Gambar 2.2 Jamur Khamir
Khamir kebanyakan tumbuh paling baik pada kondisi dengan air yang cukup. Khamir dapat tumbuh pada medium dengan gula atau garam yang tinggi, sehingga Khamir kebutuhan air untuk pertumbuhan lebih sedikit dibandingkan dengan bakteri. Batas aktivitas air khamir terendah untuk pertumbuhan berkisar antara 0,88-0,94. Selain itu banyak khamir bersifat osmofilik yakni dapat tumbuh pada medium dengan aktivitas air relatif rendah yaitu 0,62-0,65. Kisaran suhu untuk pertumbuhan kebanyakan khamir pada umumnya yaitu pada suhu optimum 25-30 0C dan suhu maksimum 34-47 0C. Tetapi beberapa khamir dapat tumbuh pada suhu 0 0C (Firmansyah, 2013).
Kebanyakan Khamir lebih cepat tumbuh pada pH 4,0 – 4,5, dan tidak dapat tumbuh dengan baik pada medium alkali, kecuali jika telah beradaptasi. Khamir hanya sedikit resisten terhadap pemanasan, dimana kebanyakan khamir
dapat terbunuh pada suhu 600C. Jika makanan kaleng busuk karena pertumbuhan khamir, maka dapat diduga pemanasan makanan tersebut tidak cukup atau kaleng telah bocor. Pada umumnya kerusakan karena khamir disertai dengan pembentukan alkohol dan gas CO2 yang menyebabkan kaleng menjadi kembung (Firmansyah, 2013).
2.14 Bahaya Jamur
Menurut Badan Pengawas Obat dan Makanan Republik Indonesia (2008), makanan selain harus bergizi dan menarik, pangan juga harus bebas dari bahan- bahan berbahaya yang dapat berupa cemaran kimia, mikroba dan bahan lainnya. Mikroba dapat mencemari pangan melalui air, debu, udara, tanah, alat-alat pengolah (selama proses produksi atau penyiapan) juga sekresi dari usus manusia atau hewan. Penyakit akibat pangan (food borne diseases) yang terjadi segera setelah mengkonsumsi pangan, umumnya disebut dengan keracunan.
Pangan dapat menjadi beracun karena telah terkontaminasi oleh bakteri patogen yang kemudian dapat tumbuh dan berkembang biak selama penyimpanan, sehingga mampu memproduksi toksin yang dapat membahayakan manusia. Selain itu, ada juga makanan yang secara alami sudah bersifat racun seperti beberapa jamur/tumbuhan dan hewan (Info POM, 2008).

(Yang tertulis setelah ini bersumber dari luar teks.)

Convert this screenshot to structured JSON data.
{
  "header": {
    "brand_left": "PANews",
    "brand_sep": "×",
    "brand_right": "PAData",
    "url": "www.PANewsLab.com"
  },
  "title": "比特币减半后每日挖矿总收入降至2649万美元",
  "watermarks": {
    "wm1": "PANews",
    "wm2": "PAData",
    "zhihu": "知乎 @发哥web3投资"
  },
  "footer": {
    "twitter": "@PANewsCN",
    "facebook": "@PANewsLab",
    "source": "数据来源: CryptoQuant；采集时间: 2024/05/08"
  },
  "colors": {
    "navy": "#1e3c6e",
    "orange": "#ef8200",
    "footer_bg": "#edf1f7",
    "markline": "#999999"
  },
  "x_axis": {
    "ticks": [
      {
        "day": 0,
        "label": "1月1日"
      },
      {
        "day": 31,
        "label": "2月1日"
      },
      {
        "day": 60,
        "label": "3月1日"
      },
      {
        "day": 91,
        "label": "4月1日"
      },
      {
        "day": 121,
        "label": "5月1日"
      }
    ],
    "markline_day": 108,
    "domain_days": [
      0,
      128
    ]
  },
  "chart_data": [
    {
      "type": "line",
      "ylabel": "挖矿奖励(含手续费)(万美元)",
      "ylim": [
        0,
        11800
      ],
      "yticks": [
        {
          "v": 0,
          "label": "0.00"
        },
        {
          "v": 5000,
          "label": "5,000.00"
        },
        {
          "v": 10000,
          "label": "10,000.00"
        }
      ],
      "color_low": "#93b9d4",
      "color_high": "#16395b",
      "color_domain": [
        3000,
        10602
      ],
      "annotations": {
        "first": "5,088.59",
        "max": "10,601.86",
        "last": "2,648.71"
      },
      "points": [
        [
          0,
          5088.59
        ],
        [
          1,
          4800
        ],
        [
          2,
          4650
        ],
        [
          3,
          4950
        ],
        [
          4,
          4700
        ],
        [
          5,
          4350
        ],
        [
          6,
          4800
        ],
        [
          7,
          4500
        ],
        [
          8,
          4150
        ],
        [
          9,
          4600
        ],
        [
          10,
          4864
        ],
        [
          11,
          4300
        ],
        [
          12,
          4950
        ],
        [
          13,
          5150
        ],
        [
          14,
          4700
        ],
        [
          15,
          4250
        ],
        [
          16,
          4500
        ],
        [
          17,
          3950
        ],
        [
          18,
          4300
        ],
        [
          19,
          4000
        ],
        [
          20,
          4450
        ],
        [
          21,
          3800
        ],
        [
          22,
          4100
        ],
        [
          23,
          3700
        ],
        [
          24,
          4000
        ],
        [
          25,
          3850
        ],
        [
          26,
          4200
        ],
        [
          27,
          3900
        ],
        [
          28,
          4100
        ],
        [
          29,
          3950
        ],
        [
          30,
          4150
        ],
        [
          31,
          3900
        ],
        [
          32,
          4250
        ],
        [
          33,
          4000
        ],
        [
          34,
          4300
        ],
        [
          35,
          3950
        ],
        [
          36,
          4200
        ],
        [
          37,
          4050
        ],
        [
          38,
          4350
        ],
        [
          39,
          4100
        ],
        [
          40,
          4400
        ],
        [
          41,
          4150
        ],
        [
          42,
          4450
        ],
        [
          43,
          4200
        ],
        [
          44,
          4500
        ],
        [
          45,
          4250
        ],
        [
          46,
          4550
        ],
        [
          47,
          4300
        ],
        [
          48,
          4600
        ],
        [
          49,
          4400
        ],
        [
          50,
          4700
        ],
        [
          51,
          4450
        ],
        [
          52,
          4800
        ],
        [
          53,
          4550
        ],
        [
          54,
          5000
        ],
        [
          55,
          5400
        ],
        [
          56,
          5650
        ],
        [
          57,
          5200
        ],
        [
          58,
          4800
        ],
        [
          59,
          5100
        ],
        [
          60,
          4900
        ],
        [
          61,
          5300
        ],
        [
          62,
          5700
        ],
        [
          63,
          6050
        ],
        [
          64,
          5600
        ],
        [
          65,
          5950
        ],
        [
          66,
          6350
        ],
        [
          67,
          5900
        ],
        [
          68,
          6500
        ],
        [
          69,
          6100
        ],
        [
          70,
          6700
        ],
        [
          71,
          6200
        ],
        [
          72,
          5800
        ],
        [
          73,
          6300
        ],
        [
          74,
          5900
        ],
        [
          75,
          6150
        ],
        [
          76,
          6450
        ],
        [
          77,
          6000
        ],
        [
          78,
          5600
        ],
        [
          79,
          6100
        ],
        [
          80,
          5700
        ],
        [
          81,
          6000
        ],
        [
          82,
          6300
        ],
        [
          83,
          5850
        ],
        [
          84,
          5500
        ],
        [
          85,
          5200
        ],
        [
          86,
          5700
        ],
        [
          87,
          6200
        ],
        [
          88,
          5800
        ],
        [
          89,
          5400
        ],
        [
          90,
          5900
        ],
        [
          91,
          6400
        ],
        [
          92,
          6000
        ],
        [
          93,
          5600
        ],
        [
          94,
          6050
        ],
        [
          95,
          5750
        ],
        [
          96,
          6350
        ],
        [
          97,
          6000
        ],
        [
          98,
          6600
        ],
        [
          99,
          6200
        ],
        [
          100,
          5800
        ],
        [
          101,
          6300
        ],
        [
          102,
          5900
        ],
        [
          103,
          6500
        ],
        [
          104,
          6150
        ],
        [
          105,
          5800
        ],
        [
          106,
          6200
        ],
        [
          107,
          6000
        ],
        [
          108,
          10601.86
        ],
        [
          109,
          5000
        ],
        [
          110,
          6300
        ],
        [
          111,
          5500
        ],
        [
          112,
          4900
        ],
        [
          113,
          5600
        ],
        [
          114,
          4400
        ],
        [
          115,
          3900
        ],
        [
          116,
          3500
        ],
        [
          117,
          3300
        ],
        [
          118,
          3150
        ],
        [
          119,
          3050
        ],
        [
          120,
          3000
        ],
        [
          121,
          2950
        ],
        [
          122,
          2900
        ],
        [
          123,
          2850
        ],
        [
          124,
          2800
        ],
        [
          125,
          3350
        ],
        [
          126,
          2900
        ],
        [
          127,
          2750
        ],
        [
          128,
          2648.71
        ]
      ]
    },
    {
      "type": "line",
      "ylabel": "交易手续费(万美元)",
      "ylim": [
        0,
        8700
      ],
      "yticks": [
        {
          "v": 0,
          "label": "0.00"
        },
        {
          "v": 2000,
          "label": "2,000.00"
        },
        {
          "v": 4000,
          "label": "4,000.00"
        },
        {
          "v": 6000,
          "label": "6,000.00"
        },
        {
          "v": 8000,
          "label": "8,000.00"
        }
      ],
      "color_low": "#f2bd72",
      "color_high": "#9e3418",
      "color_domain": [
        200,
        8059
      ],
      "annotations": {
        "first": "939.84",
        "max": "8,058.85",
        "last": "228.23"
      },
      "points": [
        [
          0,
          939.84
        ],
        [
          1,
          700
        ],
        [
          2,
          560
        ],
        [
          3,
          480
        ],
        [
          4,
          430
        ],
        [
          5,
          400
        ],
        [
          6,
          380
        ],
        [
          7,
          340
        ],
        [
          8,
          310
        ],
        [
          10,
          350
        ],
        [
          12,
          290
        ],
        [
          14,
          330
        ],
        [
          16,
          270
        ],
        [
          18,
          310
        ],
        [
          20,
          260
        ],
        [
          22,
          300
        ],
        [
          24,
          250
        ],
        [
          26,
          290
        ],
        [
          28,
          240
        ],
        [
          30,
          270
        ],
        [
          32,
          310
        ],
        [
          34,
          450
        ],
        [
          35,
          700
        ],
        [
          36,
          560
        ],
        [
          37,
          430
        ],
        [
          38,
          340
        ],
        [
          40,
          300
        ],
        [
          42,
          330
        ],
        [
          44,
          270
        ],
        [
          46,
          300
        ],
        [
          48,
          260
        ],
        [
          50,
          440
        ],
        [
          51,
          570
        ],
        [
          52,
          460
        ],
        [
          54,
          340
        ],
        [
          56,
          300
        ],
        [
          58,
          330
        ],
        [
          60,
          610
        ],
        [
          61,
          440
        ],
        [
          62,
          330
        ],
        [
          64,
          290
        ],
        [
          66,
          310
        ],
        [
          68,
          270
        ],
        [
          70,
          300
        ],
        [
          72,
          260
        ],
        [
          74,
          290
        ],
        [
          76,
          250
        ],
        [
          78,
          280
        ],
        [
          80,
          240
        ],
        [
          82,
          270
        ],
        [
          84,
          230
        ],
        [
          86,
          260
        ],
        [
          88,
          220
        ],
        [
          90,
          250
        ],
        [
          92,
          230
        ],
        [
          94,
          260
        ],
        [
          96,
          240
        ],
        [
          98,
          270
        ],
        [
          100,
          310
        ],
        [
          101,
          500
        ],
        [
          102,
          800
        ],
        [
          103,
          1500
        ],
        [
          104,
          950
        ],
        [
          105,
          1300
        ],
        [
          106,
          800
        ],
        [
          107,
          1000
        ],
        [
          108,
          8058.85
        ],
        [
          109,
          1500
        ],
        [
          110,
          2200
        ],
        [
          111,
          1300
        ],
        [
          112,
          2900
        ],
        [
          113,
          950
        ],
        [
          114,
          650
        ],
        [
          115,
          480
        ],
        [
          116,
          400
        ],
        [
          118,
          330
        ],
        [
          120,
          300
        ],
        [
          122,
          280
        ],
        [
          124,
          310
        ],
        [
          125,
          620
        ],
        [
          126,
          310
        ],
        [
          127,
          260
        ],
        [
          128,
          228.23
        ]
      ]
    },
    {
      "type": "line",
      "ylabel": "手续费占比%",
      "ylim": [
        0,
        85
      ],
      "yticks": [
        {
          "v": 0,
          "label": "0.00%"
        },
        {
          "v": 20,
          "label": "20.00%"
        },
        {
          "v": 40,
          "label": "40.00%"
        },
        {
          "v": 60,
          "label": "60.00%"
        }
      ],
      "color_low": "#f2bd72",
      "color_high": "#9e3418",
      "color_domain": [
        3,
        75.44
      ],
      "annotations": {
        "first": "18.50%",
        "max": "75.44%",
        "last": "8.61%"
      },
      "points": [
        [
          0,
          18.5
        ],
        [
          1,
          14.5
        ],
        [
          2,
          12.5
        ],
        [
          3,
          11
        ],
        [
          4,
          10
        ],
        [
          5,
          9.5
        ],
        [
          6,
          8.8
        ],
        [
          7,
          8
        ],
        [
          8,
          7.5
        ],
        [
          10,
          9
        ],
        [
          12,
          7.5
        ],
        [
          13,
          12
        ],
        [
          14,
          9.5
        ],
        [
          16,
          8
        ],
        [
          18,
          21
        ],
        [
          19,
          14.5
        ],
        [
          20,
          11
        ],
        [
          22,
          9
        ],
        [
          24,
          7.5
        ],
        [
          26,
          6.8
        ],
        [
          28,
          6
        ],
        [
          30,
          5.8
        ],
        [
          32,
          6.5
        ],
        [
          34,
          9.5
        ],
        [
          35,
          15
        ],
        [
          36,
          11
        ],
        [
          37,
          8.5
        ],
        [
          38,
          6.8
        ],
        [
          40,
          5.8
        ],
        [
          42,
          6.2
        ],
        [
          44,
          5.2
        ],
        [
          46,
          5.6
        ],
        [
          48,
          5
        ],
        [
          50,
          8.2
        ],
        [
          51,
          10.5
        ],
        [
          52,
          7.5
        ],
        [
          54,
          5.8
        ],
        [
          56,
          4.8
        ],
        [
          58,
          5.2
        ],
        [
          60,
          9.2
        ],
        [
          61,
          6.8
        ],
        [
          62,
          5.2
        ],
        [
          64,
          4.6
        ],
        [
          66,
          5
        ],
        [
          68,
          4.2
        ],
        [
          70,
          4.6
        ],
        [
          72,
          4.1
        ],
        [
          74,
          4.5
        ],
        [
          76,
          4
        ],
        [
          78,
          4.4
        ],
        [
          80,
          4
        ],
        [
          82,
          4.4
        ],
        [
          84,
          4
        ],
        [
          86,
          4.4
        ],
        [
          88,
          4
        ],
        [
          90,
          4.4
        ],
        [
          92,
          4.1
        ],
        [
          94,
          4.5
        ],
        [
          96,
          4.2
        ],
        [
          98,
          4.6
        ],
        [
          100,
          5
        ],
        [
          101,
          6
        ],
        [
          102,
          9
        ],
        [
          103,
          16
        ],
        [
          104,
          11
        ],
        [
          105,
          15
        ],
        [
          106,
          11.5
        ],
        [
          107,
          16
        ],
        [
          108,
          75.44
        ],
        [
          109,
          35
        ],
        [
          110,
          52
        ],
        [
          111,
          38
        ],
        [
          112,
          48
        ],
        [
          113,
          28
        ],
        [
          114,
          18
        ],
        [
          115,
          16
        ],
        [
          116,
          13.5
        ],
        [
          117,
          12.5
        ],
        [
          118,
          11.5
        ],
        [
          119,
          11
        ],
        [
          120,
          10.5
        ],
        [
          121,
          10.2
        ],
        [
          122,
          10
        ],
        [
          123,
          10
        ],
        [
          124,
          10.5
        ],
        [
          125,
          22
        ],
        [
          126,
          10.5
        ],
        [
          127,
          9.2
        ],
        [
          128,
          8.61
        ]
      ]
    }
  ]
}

Berdasarkan teori dalam diktat UGM tentang Jamur dan Mikotoksin Dalam Pangan menyatakan bahwa cemaran jamur pada pangan bukan hanya dapat menyebabkan kerusakan pangan tetapi berkaitan dengan potensi jamur tersebut untuk menghasilkan mikotoksin serta membentuk konidia yang bersifat patogen atau penyebab alergi. Mikotoksin telah menimbulkan beberapa jenis penyakit
pada manusia dan hewan. Mengkonsumsi makanan yang tercemar mikotoksin dapat menyebabkan keracunan akut (jangka waktu pendek) dan kronik (jangka waktu sedang atau lama) dan dapat mengakibatkan kematian sampai gangguan kronis seperti gangguan syaraf pusat, sistem kardiovaskular dan paru-paru, dan saluran pencernaan.

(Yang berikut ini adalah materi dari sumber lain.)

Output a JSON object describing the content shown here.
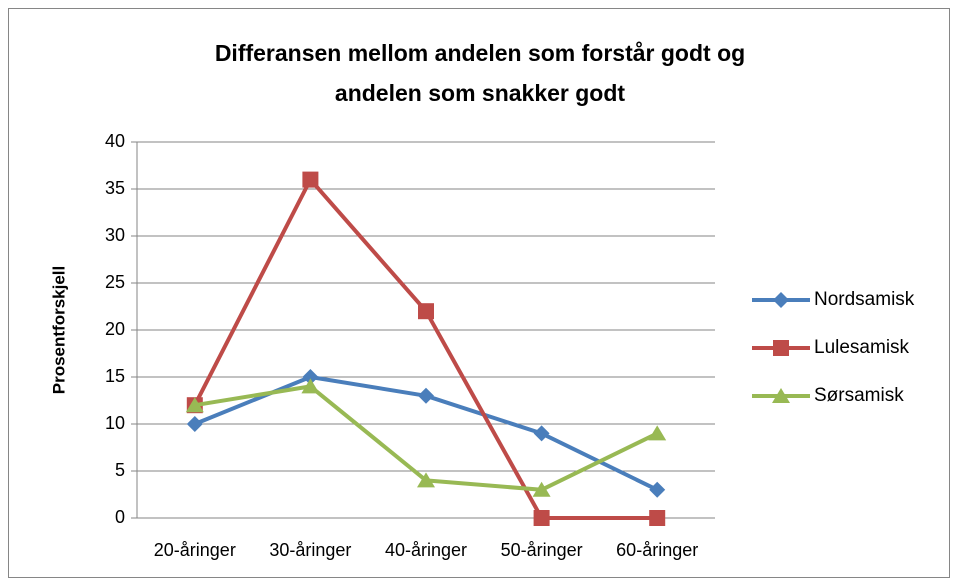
{
  "chart_data": {
    "type": "line",
    "title": [
      "Differansen mellom andelen som forstår godt og",
      "andelen som snakker godt"
    ],
    "y_label": "Prosentforskjell",
    "categories": [
      "20-åringer",
      "30-åringer",
      "40-åringer",
      "50-åringer",
      "60-åringer"
    ],
    "series": [
      {
        "name": "Nordsamisk",
        "color": "#4a7ebb",
        "marker": "diamond",
        "values": [
          10,
          15,
          13,
          9,
          3
        ]
      },
      {
        "name": "Lulesamisk",
        "color": "#be4b48",
        "marker": "square",
        "values": [
          12,
          36,
          22,
          0,
          0
        ]
      },
      {
        "name": "Sørsamisk",
        "color": "#98b954",
        "marker": "triangle",
        "values": [
          12,
          14,
          4,
          3,
          9
        ]
      }
    ],
    "ylim": [
      0,
      40
    ],
    "yticks": [
      0,
      5,
      10,
      15,
      20,
      25,
      30,
      35,
      40
    ],
    "grid": true,
    "legend": "right"
  }
}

Kapang dan khamir dapat menyebabkan kerusakan pada bahan pangan dan beberapa dapat menyebabkan reaksi alergi dan infeksi terutama pada populasi yang kekebalan tubuhnya kurang. Kapang yang memproduksi mikotoksin terutama adalah jenis Aspergillus, Penicillium, dan Fusarium. Kapang dapat menimbulkan penyakit yang dibedakan atas dua golongan yaitu infeksi oleh kapang (mikosis) dan keracunan (mikotoksikosis). Mikotoksikosis disebabkan oleh tertelannya hasil metabolisme beracun (toksin) dari kapang yang tidak rusak karena proses pengolahan pangan (SNI,2009).
Kapang dan khamir dapat menyebabkan kerusakan pada berbagai macam makanan dalam kondisi , pH ,dan suhu rendah. Jenis kapang yang dapat merusak makanan di antaranya Aspergillus, Penicillium, Botrytis, Alternaria, dan Mucor. Kapang dan khamir dapat terbawa melalui tanah, permukaan tanaman, permukaan daun, hujan, insekta, dan lain-lain. Khamir dapat menyebabkan kerusakan pada makanan. Beberapa mikroorganisme yang mengontaminasi makanan dapat menimbulkan bahaya bagi yang mengonsumsinya yang dinamakan keracunan makanan (Fernando,2010).